The 2008–09 Global Financial Crisis originated from a poor incentive structure in the asset market derived from subprime mortgages. The ultimate bursting and unwinding of an asset bubble (here highly overvalued real estate prices woven into a complex multilayer network of securitization, so called collateralized debt obligations or CDOs) put enormous stress on the financial system, spreading through the global network economy and ultimately resulting in the worst economic crisis since the Great Depression. Economists today agree that the severe economic fallout can be largely attributed to the poor systemic performance of international financial markets. Global macroeconomic imbalances, as well as market failures such as excessive risk taking, misaligned incentives of rating agencies, inefficient liquidity provisions within banks and systemic risk or contagion, i.e., the international and inter-sectoral public goods nature of financial stability, were not sufficiently accounted for by regulation and international macroeconomic policy.

This combined financial and economic crisis environment not only put the intrinsic connection between the financial and the real economy back into the spotlight, but also opened up a policy debate about how to ensure macroeconomic and financial stability without jeopardizing microeconomic foundations of the real economy such as competition.

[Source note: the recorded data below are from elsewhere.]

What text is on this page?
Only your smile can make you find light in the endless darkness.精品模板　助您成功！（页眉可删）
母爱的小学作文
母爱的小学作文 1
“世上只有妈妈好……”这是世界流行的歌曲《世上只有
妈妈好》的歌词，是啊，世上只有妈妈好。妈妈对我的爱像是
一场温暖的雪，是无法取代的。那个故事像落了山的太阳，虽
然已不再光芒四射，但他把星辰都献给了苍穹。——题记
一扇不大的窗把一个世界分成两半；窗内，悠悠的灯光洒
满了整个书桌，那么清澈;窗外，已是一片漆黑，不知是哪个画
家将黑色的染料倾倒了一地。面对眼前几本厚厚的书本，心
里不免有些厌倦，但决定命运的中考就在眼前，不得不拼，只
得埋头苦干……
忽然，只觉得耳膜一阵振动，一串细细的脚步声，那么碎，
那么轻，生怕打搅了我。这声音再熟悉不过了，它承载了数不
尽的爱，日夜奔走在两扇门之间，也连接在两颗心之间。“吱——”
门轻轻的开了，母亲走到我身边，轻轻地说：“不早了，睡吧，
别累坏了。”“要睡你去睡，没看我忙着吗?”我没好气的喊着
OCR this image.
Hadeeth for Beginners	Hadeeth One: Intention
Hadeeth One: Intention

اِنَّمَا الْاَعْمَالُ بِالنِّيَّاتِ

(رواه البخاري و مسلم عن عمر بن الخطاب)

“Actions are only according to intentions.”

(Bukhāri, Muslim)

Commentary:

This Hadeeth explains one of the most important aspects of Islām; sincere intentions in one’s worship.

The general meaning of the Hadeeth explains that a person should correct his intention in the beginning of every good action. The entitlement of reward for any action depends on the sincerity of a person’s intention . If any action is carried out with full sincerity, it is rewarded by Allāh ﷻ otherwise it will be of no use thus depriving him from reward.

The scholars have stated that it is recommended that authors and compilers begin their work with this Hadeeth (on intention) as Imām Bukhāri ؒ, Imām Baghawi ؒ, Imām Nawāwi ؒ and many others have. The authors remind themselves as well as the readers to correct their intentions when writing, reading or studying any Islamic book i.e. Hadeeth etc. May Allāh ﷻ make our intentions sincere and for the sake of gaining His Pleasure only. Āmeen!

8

In sum, the resulting policy challenge is twofold: First, a new and sustainable balance between free markets, macro industrial policies, and governmental regulation needs to be found in the financial sector, and second, strategic interactions between macro and microeconomic policy goals need to be identified, understood, and balanced.

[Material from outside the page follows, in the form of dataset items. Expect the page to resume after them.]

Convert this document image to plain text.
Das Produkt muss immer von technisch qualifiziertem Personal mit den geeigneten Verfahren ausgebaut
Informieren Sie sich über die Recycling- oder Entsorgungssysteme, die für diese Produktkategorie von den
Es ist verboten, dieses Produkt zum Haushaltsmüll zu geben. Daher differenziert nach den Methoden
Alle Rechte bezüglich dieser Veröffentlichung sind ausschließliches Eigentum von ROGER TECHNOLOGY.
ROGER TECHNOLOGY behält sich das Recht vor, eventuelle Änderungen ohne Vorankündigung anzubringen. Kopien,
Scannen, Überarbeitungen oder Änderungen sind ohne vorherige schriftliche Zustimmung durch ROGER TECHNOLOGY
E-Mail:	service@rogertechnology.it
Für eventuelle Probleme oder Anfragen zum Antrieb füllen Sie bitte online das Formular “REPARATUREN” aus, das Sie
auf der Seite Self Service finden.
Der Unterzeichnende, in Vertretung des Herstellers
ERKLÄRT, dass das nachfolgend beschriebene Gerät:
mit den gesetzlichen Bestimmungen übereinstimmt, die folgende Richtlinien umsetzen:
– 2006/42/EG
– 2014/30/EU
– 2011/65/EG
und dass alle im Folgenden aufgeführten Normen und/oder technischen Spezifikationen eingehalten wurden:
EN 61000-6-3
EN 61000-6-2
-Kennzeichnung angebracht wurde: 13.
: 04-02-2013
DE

This article will focus on the interaction between macroeconomic crisis management and prudential regulatory responses on the one hand, and competition policy and market structure on the other. We provide a simple economic framework for thinking about the relationship between macro and micro policies as a function of the immediate policy environment, i.e., “extraordinary” financial instability and imminent economic crisis versus “ordinary,” stable economic circumstances. Specifically, we claim that— during severe financial crises—the overall success of policy responses depends on the coordination of three related decisional vectors. First, policy makers must coordinate the responses of multiple regulatory and political actors. Second, they need to follow a systematic, rather than ad hoc, approach that diminishes moral hazard and leaves open a reasonable exit strategy. Finally, policy makers need to consider time consistency. In other words, they need to avoid the temptation to excessively discount post-crisis effects.

Overall, this work shall add structure to the ongoing policy debate and provide conceptual guidance for lawyers and economists trying to address the challenges of micro and macro policy integration. In Part I, we provide an overview of the relationship between the financial and real economic sectors and between systemic financial stability and micro-competitive effects. In Part II, we advance our core theoretical proposition—the strategic complementarity of macro and micro policy levers during financial crises. In particular, we demonstrate that policy responses that fail to consider and balance the three key dimensions—coordination among decision-makers, a systematic approach, and time consistency—run the risk of harming both macro and micro-economic well-being in the long run. Finally, in Part III, we illustrate the quite different responses to the financial crisis of the European Union and the United States along the three key dimensions. Our goal is not to provide a comparative assessment of the two systems’ responses or a trans-Atlantic scorecard, but rather to illustrate the possibilities and challenges of coordinating macro and micro responses along the three key dimensions.